Adam told himself desperately he might still be going crazy. Because the alternative was much worse. He was headed towards a future with future-Adam in it, who might make him kill himself.
Adam had told him it was too late, and he should have learned vulgar sorcery. He was pretty sure that learning it correctly took years, even if he could find a school. Of course a hungry and desperate Elder might push knowledge into your mind much faster, in exchange for who knows what, as Adam seemed to have done. If there was one subject Simon knew, it was Eightfold fiction, and that kind of learning never seemed to work out well for the student.
Of course Simon had someone he could talk to now. Doc. Or did he? A sudden flame of paranoia flared up brightly in his brain. To really know that Simon was sane, Doc had to have been contacted by an Elder. Which side was Doc on, and what did he want?

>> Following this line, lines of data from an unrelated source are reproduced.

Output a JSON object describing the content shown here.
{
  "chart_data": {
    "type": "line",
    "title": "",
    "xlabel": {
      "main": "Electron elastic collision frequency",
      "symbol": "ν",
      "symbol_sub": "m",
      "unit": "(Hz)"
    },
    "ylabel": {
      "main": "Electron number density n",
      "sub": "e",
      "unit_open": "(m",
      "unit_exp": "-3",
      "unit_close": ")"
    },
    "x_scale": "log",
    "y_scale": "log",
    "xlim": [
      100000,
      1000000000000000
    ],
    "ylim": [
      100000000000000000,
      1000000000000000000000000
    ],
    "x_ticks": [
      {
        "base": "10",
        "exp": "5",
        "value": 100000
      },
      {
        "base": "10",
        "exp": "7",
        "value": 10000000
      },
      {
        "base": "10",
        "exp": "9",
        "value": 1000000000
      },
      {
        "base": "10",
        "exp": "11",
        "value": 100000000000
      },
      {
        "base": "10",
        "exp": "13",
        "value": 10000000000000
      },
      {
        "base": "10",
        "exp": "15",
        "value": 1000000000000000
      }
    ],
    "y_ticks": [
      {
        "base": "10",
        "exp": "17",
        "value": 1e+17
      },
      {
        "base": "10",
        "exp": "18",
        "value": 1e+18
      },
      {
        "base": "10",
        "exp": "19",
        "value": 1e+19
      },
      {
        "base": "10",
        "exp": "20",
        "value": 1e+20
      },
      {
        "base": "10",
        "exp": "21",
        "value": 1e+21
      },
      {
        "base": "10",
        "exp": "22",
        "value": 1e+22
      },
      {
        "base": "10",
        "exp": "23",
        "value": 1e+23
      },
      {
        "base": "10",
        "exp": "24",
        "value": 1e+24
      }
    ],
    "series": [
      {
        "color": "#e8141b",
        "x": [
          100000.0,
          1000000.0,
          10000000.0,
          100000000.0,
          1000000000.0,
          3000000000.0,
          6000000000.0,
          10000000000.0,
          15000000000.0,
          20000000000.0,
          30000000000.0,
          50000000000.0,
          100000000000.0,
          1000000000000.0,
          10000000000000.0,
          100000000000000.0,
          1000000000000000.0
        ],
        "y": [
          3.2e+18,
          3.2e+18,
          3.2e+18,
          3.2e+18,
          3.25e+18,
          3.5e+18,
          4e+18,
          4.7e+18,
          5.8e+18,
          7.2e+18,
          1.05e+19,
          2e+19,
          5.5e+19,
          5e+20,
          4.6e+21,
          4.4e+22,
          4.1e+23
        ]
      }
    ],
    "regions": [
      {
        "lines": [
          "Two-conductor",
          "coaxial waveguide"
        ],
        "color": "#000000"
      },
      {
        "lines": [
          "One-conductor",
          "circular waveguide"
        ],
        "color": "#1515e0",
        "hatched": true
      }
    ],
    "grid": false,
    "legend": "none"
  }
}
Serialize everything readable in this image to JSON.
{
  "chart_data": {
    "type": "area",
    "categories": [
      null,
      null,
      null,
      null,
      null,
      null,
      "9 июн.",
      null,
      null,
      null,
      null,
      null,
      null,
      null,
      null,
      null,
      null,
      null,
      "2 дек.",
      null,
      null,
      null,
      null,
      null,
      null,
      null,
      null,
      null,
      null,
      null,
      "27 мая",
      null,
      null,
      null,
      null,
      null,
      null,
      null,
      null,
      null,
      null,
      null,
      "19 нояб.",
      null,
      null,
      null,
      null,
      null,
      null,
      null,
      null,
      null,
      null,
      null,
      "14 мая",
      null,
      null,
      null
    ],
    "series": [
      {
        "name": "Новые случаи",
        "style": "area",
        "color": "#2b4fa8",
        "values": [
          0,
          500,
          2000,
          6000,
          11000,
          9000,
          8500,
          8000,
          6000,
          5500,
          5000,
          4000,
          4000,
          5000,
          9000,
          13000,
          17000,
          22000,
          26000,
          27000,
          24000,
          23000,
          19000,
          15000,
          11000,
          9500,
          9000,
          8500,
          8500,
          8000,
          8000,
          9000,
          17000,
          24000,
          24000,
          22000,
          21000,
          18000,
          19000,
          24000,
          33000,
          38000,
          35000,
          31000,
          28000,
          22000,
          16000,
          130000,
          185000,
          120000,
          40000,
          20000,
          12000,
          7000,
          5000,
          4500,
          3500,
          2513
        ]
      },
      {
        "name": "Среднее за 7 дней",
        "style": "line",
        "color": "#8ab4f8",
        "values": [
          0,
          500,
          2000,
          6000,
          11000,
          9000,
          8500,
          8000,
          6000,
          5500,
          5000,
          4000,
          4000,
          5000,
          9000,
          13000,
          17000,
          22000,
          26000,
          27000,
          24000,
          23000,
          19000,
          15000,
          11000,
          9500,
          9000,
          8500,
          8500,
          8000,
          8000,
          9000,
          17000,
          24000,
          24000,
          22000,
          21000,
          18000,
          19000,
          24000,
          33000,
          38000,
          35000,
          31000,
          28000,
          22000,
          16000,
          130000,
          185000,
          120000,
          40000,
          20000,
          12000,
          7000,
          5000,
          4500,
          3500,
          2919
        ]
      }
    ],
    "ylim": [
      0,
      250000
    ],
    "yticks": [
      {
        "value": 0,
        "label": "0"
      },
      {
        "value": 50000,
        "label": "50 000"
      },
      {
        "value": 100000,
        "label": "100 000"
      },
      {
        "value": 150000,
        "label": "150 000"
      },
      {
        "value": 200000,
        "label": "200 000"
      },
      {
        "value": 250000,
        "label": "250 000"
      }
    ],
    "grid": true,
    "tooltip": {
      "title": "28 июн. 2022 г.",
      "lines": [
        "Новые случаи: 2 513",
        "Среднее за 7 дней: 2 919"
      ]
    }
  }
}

Eventually Simon wrote back that he didn’t feel like talking about the dream right now, but he wanted to know why Doc didn’t think he was crazy.
He didn’t get any reply that night. Maybe Doc did think he was crazy. Of course it was getting late, so maybe Doc had just gone to bed.
Simon tried to think, but his thoughts kept running in furious circles and getting nowhere. Eventually he dropped off to sleep.